Mario created flying men who could wield a giant axe mid-air to cut off peoples’ heads. Lovely.
Maria created a trailer to carry horses and several townspeople to Texas. (Non-sarcastic) lovely.
Maria and I were finally able to get Mario to calm his violent men down and hop on the trailer. Then she surprised him and made the trailer fly! Mario was impressed.
He follows her lead more than he will ever admit. For example, she created a “blender” on her trailer for the people to make smoothies. Within two minutes, he was building a similar blender and explaining how people can make smoothies. Ri looked at me and smiled. She knows her influence.
After an hour or so, they begged to play Minecraft for a few minutes. I agreed only if Mario read a Baggie book to us.

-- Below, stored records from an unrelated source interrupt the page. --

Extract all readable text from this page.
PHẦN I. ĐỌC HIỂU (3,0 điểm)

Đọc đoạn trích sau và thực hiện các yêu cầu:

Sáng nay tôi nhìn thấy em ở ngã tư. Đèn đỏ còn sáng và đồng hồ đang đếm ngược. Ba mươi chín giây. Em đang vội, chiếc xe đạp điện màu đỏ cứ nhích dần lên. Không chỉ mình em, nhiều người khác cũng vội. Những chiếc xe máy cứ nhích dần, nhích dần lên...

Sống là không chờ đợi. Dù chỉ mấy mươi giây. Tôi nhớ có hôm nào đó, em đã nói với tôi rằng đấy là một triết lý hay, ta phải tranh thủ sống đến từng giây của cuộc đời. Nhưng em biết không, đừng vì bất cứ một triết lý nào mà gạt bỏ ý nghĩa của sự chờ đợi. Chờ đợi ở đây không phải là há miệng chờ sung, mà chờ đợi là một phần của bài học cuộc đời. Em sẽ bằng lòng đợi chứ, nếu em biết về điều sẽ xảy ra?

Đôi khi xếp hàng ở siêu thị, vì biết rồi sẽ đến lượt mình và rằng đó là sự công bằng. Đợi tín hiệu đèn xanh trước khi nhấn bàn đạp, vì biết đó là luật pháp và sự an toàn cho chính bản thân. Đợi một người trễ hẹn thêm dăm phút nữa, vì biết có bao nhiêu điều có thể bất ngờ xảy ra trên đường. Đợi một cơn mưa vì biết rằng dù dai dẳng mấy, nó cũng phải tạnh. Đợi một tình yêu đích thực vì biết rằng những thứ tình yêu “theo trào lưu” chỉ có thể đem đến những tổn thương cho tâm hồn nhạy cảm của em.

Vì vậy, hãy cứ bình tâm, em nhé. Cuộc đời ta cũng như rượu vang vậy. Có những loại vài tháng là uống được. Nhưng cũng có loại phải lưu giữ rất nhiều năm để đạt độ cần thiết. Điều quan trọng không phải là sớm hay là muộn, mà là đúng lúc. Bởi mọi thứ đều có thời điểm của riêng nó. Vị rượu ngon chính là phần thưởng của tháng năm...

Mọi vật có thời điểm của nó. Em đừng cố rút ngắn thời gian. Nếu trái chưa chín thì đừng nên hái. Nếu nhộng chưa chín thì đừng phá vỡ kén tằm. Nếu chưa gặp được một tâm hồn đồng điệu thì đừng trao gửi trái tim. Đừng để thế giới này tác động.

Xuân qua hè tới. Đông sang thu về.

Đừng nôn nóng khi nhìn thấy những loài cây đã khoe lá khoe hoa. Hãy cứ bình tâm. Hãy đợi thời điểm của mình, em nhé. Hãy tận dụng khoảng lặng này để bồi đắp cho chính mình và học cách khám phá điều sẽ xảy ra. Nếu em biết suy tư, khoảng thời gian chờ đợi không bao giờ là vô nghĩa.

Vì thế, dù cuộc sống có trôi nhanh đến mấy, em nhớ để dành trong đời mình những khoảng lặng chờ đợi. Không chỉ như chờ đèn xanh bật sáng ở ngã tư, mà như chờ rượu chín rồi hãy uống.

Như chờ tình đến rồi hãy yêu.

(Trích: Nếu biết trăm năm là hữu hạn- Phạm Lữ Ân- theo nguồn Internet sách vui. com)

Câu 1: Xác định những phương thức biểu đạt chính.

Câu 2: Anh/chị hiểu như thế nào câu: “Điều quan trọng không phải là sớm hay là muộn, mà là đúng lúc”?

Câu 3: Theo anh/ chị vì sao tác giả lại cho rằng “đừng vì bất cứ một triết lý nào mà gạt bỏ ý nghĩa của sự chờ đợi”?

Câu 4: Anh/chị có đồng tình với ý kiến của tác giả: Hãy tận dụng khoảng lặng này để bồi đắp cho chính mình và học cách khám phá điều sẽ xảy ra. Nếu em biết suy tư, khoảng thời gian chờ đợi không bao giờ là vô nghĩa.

Mario whined a bit but then gave in to the pressure and sat next to Ri and read. He is doing so well with sounding out his words. He does really good looking at the pictures to figure out the words, too. Sweet story about that: in one of Mario’s books, there was a picture of a dog running with his owner everywhere. A boy asks “can I take your dog on a walk?” A girl responds “No, take the dog for a run!” She looks angry in the picture even though it’s clear that is not the intent. When Mario read that last sentence, he read it angrily. I asked him why he used that tone. He responded “look how angry that girl looks – that is how she would talk.” Very analytical thinking out of that boy.
He was close to finishing his baggy book when he hit a hard word: “skipping”. He tried a few attempts when Ri stepped in and gave a hint.
“How does “sk” sound?”
Mario couldn’t quite get it.
“What do you do with rocks at the river?”
“Skip!”
“Good job buddy! Now what does “ing” sound like?”
“Oh, skipping!”
God, I love seeing those exchanges! How darling. Makes my heart flip-flip.